К сожалению, авторы «ностратического кодирования» подобным вопросом даже не задаются. Видимо, дух вседозволенности, уродующий сейчас наше общество, в том числе и науку, отодвинул для них координаты морали куда-то на периферию. Не исключен, кстати, и такой вариант, что под видом независимого исследования, имеющего якобы чисто научные цели, выполняется вполне определенный заказ, обусловленный, прежде всего, политическими мотивами. Мы, конечно, не можем утверждать это с полной уверенностью, но уж очень вовремя появляются эти психокодирующие разработки. Вовсе не исключено, даже если сами члены группы этого не понимают, что подобные методы очень скоро будут использованы для промывки электоральных мозгов. Причем, избиратель, естественно, не будет этого осознавать. Маловероятно, впрочем, что авторы «зомбирующих методик» этого не понимают. Здесь скорее – сугубо коммерческий интерес, вероятно, заслоняющий для них все остальное. Особенную тревогу вызывает тот факт, что эти методы, еще не пройдя соответствующей медицинской проверки, уже вовсю используются на практике – для лечения пациентов, которые берутся, конечно, частным образом. Неизвестно, каковы результаты такого лечения, но то, что оно хорошо оплачиваются, сомнений не вызывает. Причем, одно влечет за собой другое. Нечистоплотность намерений (Выдра употребляет именно это сильное выражение) влечет за собой и нечистоплотность в средствах их достижения. В частности, до сих пор в научной среде было принято, что если уж используешь результаты, полученные другими исследователями, то ссылка на автора в этом случае обязательна. Однако наши «зомбификаторы», вероятно, считают подобные «пустяки» излишними. В частности, и в докладе, который был озвучен на конференции, и в его официальном тексте, вывешенном на стенде для всеобщего ознакомления, присутствует целый абзац из статьи Витомира Олонека, известного чешского социолога, напечатанной в прошлом году в одном из специализированных журналов. Совпадение здесь почти стопроцентное. В. Олонек, например, пишет, что «вербализация архетипов проявляется на ранней стадии становления языка», а в упомянутом докладе – «вербализация архетипов осуществляется на ранней стадии становления языка». Как видим, заменено только одно слово.
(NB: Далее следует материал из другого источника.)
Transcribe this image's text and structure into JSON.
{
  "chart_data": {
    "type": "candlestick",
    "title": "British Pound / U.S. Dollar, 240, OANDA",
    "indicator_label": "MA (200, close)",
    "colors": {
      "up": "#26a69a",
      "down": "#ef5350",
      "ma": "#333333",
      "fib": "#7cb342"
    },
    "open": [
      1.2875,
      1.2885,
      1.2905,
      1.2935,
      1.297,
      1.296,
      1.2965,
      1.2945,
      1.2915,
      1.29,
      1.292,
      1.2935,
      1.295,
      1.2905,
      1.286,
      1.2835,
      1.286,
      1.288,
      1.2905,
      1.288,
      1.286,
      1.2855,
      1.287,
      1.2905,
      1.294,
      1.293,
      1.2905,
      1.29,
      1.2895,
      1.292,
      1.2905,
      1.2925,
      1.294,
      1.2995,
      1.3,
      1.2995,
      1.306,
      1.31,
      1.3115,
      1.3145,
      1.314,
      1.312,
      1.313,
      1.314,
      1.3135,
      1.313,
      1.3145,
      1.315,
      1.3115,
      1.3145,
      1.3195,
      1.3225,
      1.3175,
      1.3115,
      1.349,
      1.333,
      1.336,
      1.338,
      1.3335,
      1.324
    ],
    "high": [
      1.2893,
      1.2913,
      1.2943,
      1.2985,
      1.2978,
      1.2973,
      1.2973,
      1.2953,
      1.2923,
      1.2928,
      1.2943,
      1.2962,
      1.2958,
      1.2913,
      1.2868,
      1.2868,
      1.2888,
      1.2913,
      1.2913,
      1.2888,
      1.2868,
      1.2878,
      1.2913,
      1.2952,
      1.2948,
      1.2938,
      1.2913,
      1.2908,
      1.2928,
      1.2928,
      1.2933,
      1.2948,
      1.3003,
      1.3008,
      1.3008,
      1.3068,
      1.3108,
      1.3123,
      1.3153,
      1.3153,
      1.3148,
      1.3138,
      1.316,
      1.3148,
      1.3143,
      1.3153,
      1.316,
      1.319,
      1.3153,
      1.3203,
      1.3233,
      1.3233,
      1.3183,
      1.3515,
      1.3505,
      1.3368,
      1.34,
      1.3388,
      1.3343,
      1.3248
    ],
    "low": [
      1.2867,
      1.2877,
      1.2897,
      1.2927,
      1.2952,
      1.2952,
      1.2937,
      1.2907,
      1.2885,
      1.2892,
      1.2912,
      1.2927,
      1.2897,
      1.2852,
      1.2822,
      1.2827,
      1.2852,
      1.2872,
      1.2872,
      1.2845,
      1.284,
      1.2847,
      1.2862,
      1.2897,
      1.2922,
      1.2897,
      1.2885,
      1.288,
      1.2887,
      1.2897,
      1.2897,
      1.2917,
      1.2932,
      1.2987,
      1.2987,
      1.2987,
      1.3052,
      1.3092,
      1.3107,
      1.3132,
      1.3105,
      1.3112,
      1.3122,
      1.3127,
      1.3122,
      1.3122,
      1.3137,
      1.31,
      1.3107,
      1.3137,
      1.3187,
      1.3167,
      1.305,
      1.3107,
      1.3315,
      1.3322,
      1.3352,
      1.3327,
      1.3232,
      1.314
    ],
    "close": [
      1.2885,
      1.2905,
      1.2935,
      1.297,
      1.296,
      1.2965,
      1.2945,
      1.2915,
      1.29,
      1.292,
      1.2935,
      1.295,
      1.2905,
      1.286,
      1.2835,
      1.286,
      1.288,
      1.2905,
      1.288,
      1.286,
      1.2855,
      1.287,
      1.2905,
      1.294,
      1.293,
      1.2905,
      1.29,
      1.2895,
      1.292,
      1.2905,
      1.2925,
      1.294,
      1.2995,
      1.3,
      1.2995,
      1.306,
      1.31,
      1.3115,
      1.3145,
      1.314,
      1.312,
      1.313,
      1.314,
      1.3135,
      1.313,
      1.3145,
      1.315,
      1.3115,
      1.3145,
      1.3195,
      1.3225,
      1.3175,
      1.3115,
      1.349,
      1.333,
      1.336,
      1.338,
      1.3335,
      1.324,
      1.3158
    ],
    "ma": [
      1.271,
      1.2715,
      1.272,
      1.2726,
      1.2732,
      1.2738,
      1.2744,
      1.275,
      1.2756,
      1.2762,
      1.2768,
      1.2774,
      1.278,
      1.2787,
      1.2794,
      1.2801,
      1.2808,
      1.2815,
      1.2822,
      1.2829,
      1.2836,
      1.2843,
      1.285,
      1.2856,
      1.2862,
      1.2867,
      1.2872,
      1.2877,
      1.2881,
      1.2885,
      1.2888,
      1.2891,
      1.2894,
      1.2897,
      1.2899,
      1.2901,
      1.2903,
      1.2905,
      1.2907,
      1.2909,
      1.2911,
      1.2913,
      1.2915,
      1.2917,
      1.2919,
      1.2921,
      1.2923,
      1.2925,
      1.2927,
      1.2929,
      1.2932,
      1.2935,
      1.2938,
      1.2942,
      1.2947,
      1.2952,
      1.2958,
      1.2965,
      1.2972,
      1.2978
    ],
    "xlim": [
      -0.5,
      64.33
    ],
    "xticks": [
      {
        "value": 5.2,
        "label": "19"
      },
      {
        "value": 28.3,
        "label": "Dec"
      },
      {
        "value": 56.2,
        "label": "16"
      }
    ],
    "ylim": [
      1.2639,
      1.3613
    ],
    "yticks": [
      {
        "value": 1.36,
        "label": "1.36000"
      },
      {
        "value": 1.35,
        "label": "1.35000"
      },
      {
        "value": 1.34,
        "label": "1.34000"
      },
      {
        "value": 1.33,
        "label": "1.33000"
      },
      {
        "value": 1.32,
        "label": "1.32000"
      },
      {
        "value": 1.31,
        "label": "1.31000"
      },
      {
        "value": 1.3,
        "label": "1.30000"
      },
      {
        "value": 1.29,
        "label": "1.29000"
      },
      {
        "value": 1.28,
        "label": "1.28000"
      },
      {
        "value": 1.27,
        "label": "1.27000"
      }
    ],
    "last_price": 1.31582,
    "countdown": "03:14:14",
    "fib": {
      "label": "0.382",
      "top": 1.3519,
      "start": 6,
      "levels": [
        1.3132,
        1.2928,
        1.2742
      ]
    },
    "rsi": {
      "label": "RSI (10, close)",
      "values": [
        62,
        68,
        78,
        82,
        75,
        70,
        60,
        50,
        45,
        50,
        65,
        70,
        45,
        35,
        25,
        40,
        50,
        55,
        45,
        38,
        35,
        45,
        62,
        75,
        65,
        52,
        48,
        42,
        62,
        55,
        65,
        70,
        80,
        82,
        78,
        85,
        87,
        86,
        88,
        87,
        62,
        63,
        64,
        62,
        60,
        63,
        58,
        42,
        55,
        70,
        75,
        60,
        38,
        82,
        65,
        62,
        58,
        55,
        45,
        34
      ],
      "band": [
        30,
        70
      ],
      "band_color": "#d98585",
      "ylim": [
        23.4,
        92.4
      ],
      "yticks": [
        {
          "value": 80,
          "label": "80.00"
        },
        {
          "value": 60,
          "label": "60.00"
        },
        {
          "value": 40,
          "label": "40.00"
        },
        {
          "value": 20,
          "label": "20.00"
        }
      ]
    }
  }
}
Может быть, по мнению «социоников», этого интеллектуального вклада достаточно, чтобы, считать данный тезис своим, но по нашему скромному мнению, речь идет о прямом заимствовании. Если, разумеется, не использовать более жесткого определения.
В заключение, опять-таки отдавая должное уровню и престижности конференции, которая несомненно явилась «крупным событием в области российской и международной социологии», Выдра скорбит о том, что мелкие пятна, так неприятно обнаружившиеся в процессе ее проведения, могут дискредитировать действительно серьезную и большую работу. Конечно, уровень нравственности современного российского общества сейчас не слишком высок, однако это не значит, что его следует полностью сбрасывать со счетов. Российская наука всегда обращала внимание именно на моральную сторону процесса познания, и, будем надеяться, что эти ее исторические нравственные традиции не будут нами утрачены.
Вот примерно так, более чем на половину газетной страницы.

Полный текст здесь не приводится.